Edgar Silva, o coordenador regional da CDU, diz que “é preciso ter memória e não esquecer que PS, PSD e CDS, uniram-se em cada ataque feito aos trabalhadores, fazendo com que direitos conquistados pela luta e a pulso, tivessem sido roubados pelo trio da desgraça. É preciso ter memória que um dos períodos mais difíceis que enfrentámos nos últimos anos só foi interrompido, devido à luta dos trabalhadores e com o contributo inegável da CDU, desencadeando um processo de recuperação de direitos, que não pode nem deve ser parado. O PS na Madeira tenta, à falta de crédito na Região, enfeitar-se com o Governo da República, com alguns dos avanços conseguidos na política nacional, que não foram obra nem dádiva do governo minoritário do PS. São resultado da contribuição decisiva da CDU e das lutas das populações e dos trabalhadores”.

Herlanda Amado, cabeça de lista da CDU à Assembleia da República, diz que “bem pode o PS, e o seu procurador Paulo Cafôfo, alegar que querem fazer diferente do PSD. É que não batam as palavras de que não farão exactamente o mesmo se na prática (sempre que tiveram oportunidade de optar) preferiram estar como, por exemplo, no caso da ampliação do Savoy, com o grande capital, com o grupo AFA, contra o ambiente, contra o interesse público”.

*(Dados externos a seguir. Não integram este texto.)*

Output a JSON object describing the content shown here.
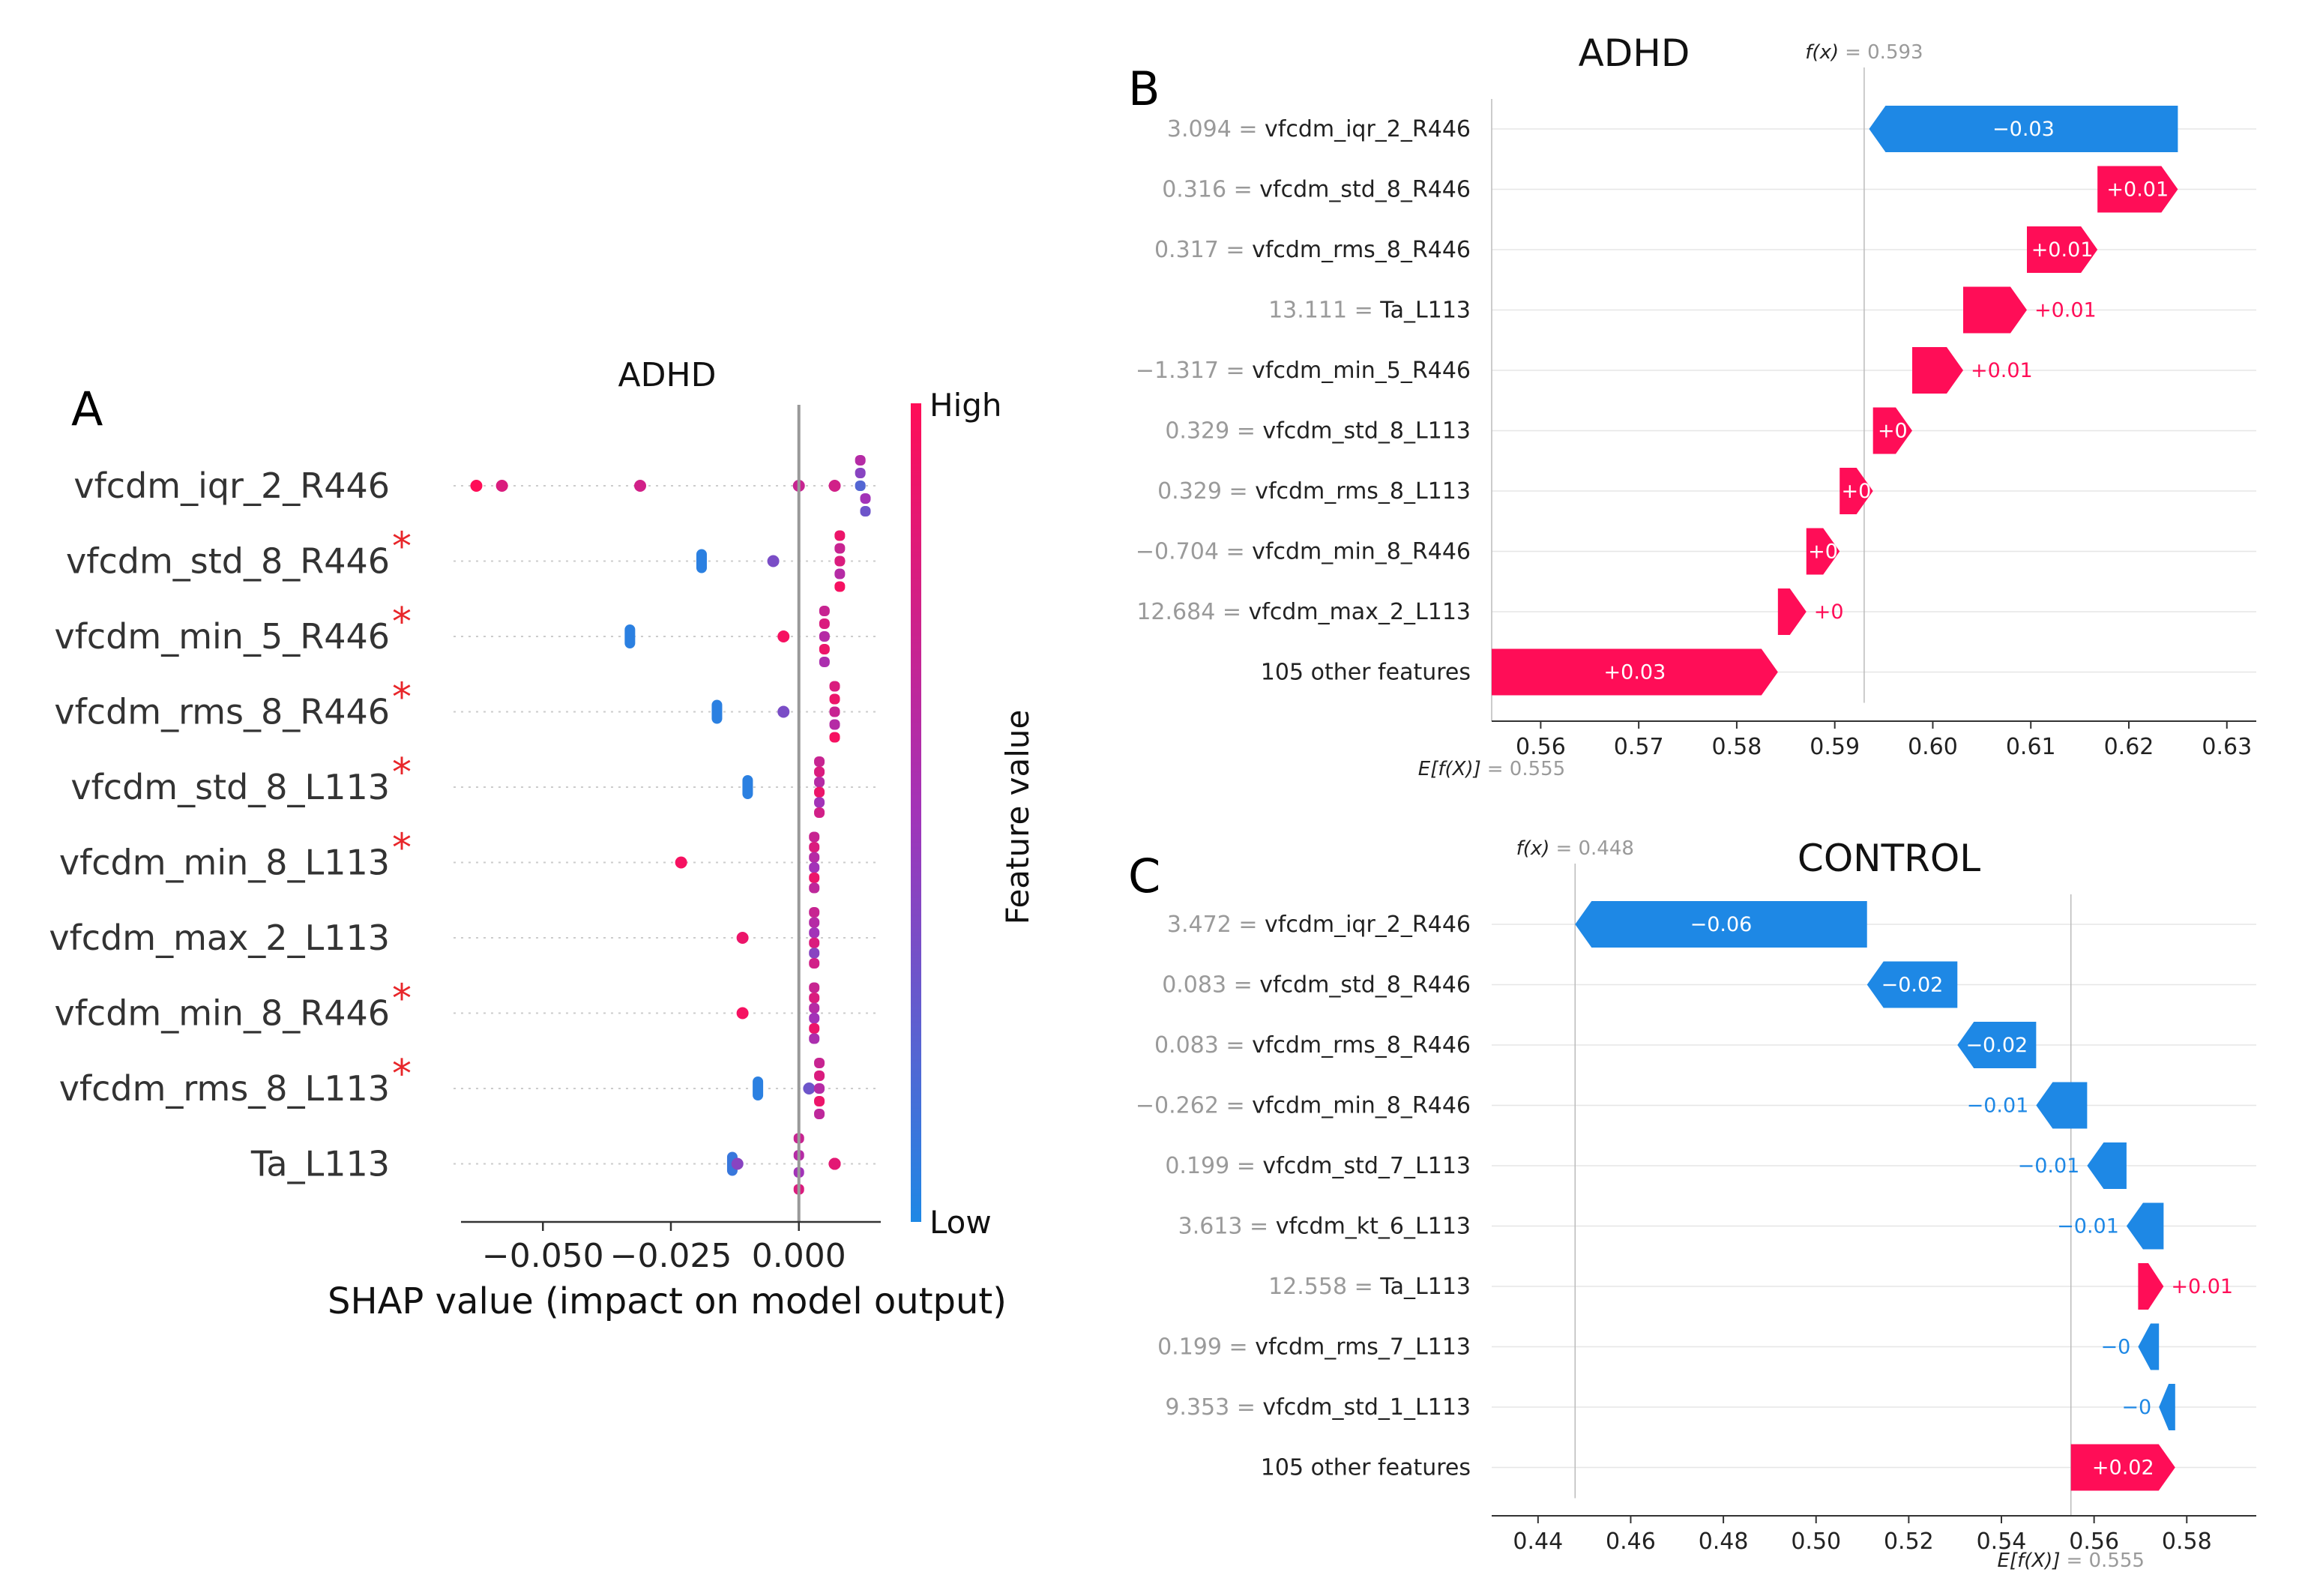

A candidata refere que “de que valem as juras de que não vai o PS fazer como o PSD na Região quando na primeira oportunidade incorre nos mesmos processos da especulação urbanística, com os mesmos “donos disto tudo”, mesmo que disfarçando com a designação de “Dubai da Madeira”, como foi anunciado, há dias, para o Vale da Ajuda, com o condomínio fechado dos antigos senhorios do regime. De que servem as palavras da propaganda do PS de que não fará o mesmo que o PSD, quando, por exemplo, na área da saúde, um sector estratégico, na hora de decidir, PS e PSD, estão de mãos dadas com os grupos privados, favorecendo os grandes negócios da saúde, permitindo o licenciamento do hospital privado à margem da legalidade”.